Search code examples
c#csvcsvhelper

Adding fields midway while creating a CSV file


I need to create a CSV file from a database table that holds JSON data in one of the table's columns. Each line in the table can hold a JSON with different variables.

The CSV I create should have fields for all variables in all lines.

Example:

Line 1 in db table : {"height":100,"weight":50}

Line 2 in db table: {"color":"red"}

Line 3 in db table: {"color":"blue","height":75}

CSV to be created:

height,weight,color
100,50,
,,red
,75,blue

Since the table may include hundreds of thousands of lines, I would like to know if there is a way to add fields midway while reading lines from the table and creating the CSV without reading the entire table once to get all fields and then again to write the CSV.

I've used CSVHelper https://joshclose.github.io/CsvHelper/ for handling CSV operations in the past but I saw no option for my scenario.


Solution

  • The following code generate the required output from a list of strings containing json data. You could complete it reading data from database:

    public string GetCsv(string[] jsonValues) {
    
        var objectsAsDictionary = jsonValues.Select(_ =>
            JsonSerializer.Deserialize<Dictionary<string,object>>(_)).ToArray();
    
        using var textWriter =    new StringWriter();
        using var csv = new CsvWriter(textWriter, CultureInfo.InvariantCulture);
        var properties = objectsAsDictionary.SelectMany(_ => _.Keys)
            .Distinct().ToArray();
    
        foreach (var property in properties) {
            csv.WriteField(property);
        }
        csv.NextRecord();
        foreach (var item in objectsAsDictionary) {
            foreach (var property in properties) {
                object value = null;
                item.TryGetValue(property, out value);
                csv.WriteField(value);
            }
            csv.NextRecord();
        }
        return textWriter.ToString();
    }
    

    This is a test that check the output:

    var class1 = new Class1();
    var rows = new[] {
        "{\"height\":100,\"weight\":50}",
        "{\"color\":\"red\"}",
        "{\"color\":\"blue\",\"height\":75}"
    };
    
    var result = class1.GetCsv(rows);
    var expected = "height,weight,color" + Environment.NewLine +
    "100,50," + Environment.NewLine +
    ",,red" + Environment.NewLine +
    "75,,blue" + Environment.NewLine;
    Assert.Equal(expected, result);
    

    Version with an incremental approach

    The following code could be used if the requirement can change regarding the leading delimiter of first rows.

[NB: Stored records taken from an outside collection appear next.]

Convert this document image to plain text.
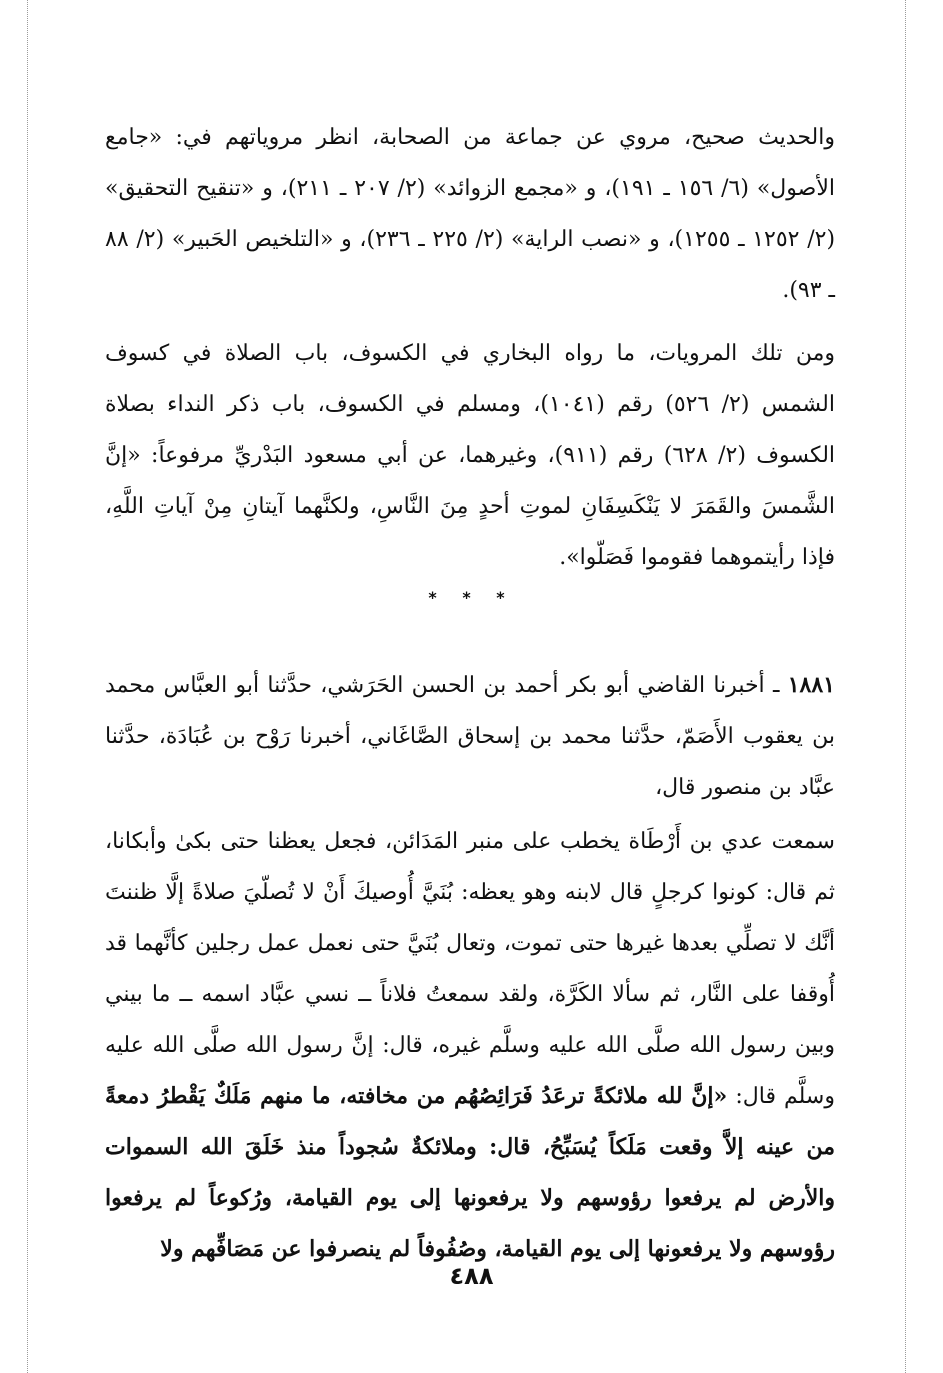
والحديث صحيح، مروي عن جماعة من الصحابة، انظر مروياتهم في: «جامع الأصول» (٦/ ١٥٦ ـ ١٩١)، و «مجمع الزوائد» (٢/ ٢٠٧ ـ ٢١١)، و «تنقيح التحقيق» (٢/ ١٢٥٢ ـ ١٢٥٥)، و «نصب الراية» (٢/ ٢٢٥ ـ ٢٣٦)، و «التلخيص الحَبير» (٢/ ٨٨ ـ ٩٣).

ومن تلك المرويات، ما رواه البخاري في الكسوف، باب الصلاة في كسوف الشمس (٢/ ٥٢٦) رقم (١٠٤١)، ومسلم في الكسوف، باب ذكر النداء بصلاة الكسوف (٢/ ٦٢٨) رقم (٩١١)، وغيرهما، عن أبي مسعود البَدْريِّ مرفوعاً: «إنَّ الشَّمسَ والقَمَرَ لا يَنْكَسِفَانِ لموتِ أحدٍ مِنَ النَّاسِ، ولكنَّهما آيتانِ مِنْ آياتِ اللَّهِ، فإذا رأيتموهما فقوموا فَصَلّوا».

* * *

١٨٨١ ـ أخبرنا القاضي أبو بكر أحمد بن الحسن الحَرَشي، حدَّثنا أبو العبَّاس محمد بن يعقوب الأَصَمّ، حدَّثنا محمد بن إسحاق الصَّاغَاني، أخبرنا رَوْح بن عُبَادَة، حدَّثنا عبَّاد بن منصور قال،

سمعت عدي بن أَرْطَاة يخطب على منبر المَدَائن، فجعل يعظنا حتى بكىٰ وأبكانا، ثم قال: كونوا كرجلٍ قال لابنه وهو يعظه: بُنَيَّ أُوصيكَ أَنْ لا تُصلّيَ صلاةً إلَّا ظننتَ أنَّك لا تصلِّي بعدها غيرها حتى تموت، وتعال بُنَيَّ حتى نعمل عمل رجلين كأنَّهما قد أُوقفا على النَّار، ثم سألا الكَرَّة، ولقد سمعتُ فلاناً ــ نسي عبَّاد اسمه ــ ما بيني وبين رسول الله صلَّى الله عليه وسلَّم غيره، قال: إنَّ رسول الله صلَّى الله عليه وسلَّم قال: «إنَّ لله ملائكةً ترعَدُ فَرَائِصُهُم من مخافته، ما منهم مَلَكٌ يَقْطرُ دمعةً من عينه إلاَّ وقعت مَلَكاً يُسَبِّحُ، قال: وملائكةٌ سُجوداً منذ خَلَقَ الله السموات والأرض لم يرفعوا رؤوسهم ولا يرفعونها إلى يوم القيامة، ورُكوعاً لم يرفعوا رؤوسهم ولا يرفعونها إلى يوم القيامة، وصُفُوفاً لم ينصرفوا عن مَصَافِّهم ولا

٤٨٨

    In this case each value could be processed in an incremental way and the header is added only at the end.

    For simplicity I don't include DB access, but the enumerable parameter could be replaced by a data reader.

    public string GetCsv(IEnumerable<string> jsonValues) {
        var properties = new List<string>();        
    
        using var textWriter = new StringWriter();
        using var csv = new CsvWriter(textWriter, CultureInfo.InvariantCulture);      
    
        foreach (var jsonValue in jsonValues) {
            var item = JsonSerializer.Deserialize<Dictionary<string, object>>(jsonValue);            
            foreach (var property in item.Keys) {
                if (!properties.Contains(property)) {
                    properties.Add(property);
                }
            }
            foreach (var property in properties) {
                object value = null;
                item.TryGetValue(property, out value);
                csv.WriteField(value);
            }
            csv.NextRecord();
        }
        
        return string.Join(csv.Configuration.Delimiter, properties) + Environment.NewLine +
            textWriter.ToString();
    }
    

    In this case I don't need to read all data at once, but I added columns each time that I found a new property.

    The result would be the following (note that the second row doesn't include the final comma):

    height,weight,color
    100,50
    ,,red
    75,,blue
    

    Eventually a further processing could add missing commas to first rows.